I would like to add that if it's a named list you can simply use within.

l <- list(a = 1, b = 2)    
> within(l, rm(a))
$b
[1] 2

So you can overwrite the original list

l <- within(l, rm(a)) 

to remove element named a from list l.

Answer 12

In the case of named lists I find those helper functions useful

member <- function(list,names){
    ## return the elements of the list with the input names
    member..names <- names(list)
    index <- which(member..names %in% names)
    list[index]    
}


exclude <- function(list,names){
     ## return the elements of the list not belonging to names
     member..names <- names(list)
     index <- which(!(member..names %in% names))
    list[index]    
}  
aa <- structure(list(a = 1:10, b = 4:5, fruits = c("apple", "orange"
)), .Names = c("a", "b", "fruits"))

> aa
## $a
##  [1]  1  2  3  4  5  6  7  8  9 10

## $b
## [1] 4 5

## $fruits
## [1] "apple"  "orange"


> member(aa,"fruits")
## $fruits
## [1] "apple"  "orange"


> exclude(aa,"fruits")
## $a
##  [1]  1  2  3  4  5  6  7  8  9 10

## $b
## [1] 4 5

Answer 13

Don't know if you still need an answer to this but I found from my limited (3 weeks worth of self-teaching R) experience with R that, using the NULL assignment is actually wrong or sub-optimal especially if you're dynamically updating a list in something like a for-loop.

To be more precise, using

myList[[5]] <- NULL

will throw the error

myList[[5]] <- NULL : replacement has length zero

or

more elements supplied than there are to replace

What I found to work more consistently is

myList <- myList[[-5]]

Answer 14

Just wanted to quickly add (because I didn't see it in any of the answers) that, for a named list, you can also do l["name"] <- NULL. For example:

l <- list(a = 1, b = 2, cc = 3)
l['b'] <- NULL

Answer 15

You can use which.

x<-c(1:5)
x
#[1] 1 2 3 4 5
x<-x[-which(x==4)]
x
#[1] 1 2 3 5

Answer 16

How about this? Again, using indices

> m <- c(1:5)
> m
[1] 1 2 3 4 5

> m[1:length(m)-1]
[1] 1 2 3 4

or

> m[-(length(m))]
[1] 1 2 3 4

Answer 17

There's the rlist package (http://cran.r-project.org/web/packages/rlist/index.html) to deal with various kinds of list operations.
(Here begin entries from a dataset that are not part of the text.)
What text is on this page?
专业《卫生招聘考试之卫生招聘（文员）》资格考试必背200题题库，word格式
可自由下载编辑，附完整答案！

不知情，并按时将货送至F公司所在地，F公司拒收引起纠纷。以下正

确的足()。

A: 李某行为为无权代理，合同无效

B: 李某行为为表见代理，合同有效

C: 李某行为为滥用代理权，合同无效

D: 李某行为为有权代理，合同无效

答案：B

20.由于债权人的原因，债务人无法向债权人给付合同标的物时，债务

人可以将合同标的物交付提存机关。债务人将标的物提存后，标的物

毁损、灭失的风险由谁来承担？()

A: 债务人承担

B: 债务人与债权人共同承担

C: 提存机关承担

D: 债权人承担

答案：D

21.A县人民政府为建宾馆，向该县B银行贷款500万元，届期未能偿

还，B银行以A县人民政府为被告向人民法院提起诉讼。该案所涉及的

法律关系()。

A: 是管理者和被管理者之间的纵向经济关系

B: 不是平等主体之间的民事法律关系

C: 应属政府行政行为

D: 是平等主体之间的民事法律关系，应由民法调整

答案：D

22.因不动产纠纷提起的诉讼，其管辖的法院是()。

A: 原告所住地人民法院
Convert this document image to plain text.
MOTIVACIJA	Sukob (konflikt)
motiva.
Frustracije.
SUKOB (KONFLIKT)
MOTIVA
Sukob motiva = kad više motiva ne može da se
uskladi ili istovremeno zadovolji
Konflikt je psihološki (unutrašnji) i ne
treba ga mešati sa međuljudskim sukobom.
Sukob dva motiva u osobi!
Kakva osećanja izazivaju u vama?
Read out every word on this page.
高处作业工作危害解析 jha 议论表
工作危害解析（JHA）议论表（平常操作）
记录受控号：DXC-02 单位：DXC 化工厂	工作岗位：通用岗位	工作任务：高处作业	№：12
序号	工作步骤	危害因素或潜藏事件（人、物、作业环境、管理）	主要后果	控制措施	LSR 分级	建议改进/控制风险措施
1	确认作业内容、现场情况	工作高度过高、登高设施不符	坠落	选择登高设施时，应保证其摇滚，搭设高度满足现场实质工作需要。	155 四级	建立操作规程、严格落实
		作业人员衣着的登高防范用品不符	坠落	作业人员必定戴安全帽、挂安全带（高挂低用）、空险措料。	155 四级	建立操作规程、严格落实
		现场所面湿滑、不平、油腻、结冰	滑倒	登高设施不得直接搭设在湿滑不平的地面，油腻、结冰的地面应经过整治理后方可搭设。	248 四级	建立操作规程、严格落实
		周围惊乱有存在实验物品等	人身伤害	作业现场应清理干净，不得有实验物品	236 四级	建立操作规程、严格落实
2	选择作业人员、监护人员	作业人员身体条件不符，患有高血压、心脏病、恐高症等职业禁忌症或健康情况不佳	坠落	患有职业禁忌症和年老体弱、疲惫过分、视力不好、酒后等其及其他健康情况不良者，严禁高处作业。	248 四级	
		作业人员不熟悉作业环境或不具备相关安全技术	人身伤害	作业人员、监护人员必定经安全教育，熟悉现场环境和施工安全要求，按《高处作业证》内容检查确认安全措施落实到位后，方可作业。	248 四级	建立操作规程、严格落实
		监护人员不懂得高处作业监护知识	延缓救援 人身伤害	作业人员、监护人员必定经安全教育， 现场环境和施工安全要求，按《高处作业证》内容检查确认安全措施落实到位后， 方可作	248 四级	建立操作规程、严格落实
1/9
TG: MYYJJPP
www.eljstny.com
Example (http://cran.r-project.org/web/packages/rlist/vignettes/Filtering.html):

library(rlist)
devs <- 
  list(
    p1=list(name="Ken",age=24,
      interest=c("reading","music","movies"),
      lang=list(r=2,csharp=4,python=3)),
    p2=list(name="James",age=25,
      interest=c("sports","music"),
      lang=list(r=3,java=2,cpp=5)),
    p3=list(name="Penny",age=24,
      interest=c("movies","reading"),
      lang=list(r=1,cpp=4,python=2)))

list.remove(devs, c("p1","p2"))

Results in:

# $p3
# $p3$name
# [1] "Penny"
# 
# $p3$age
# [1] 24
# 
# $p3$interest
# [1] "movies"  "reading"
# 
# $p3$lang
# $p3$lang$r
# [1] 1
# 
# $p3$lang$cpp
# [1] 4
# 
# $p3$lang$python
# [1] 2

Answer 18

If you have a named list and want to remove a specific element you can try:

lst <- list(a = 1:4, b = 4:8, c = 8:10)

if("b" %in% names(lst)) lst <- lst[ - which(names(lst) == "b")]

This will make a list lst with elements a, b, c. The second line removes element b after it checks that it exists (to avoid the problem @hjv mentioned).

or better:

lst$b <- NULL

This way it is not a problem to try to delete a non-existent element (e.g. lst$g <- NULL)

Answer 19

Removing Null elements from a list in single line :

x=x[-(which(sapply(x,is.null),arr.ind=TRUE))]

Cheers

Answer 20

Here is how the remove the last element of a list in R:

x <- list("a", "b", "c", "d", "e")
x[length(x)] <- NULL

If x might be a vector then you would need to create a new object:

x <- c("a", "b", "c", "d", "e")
x <- x[-length(x)]

• Work for lists and vectors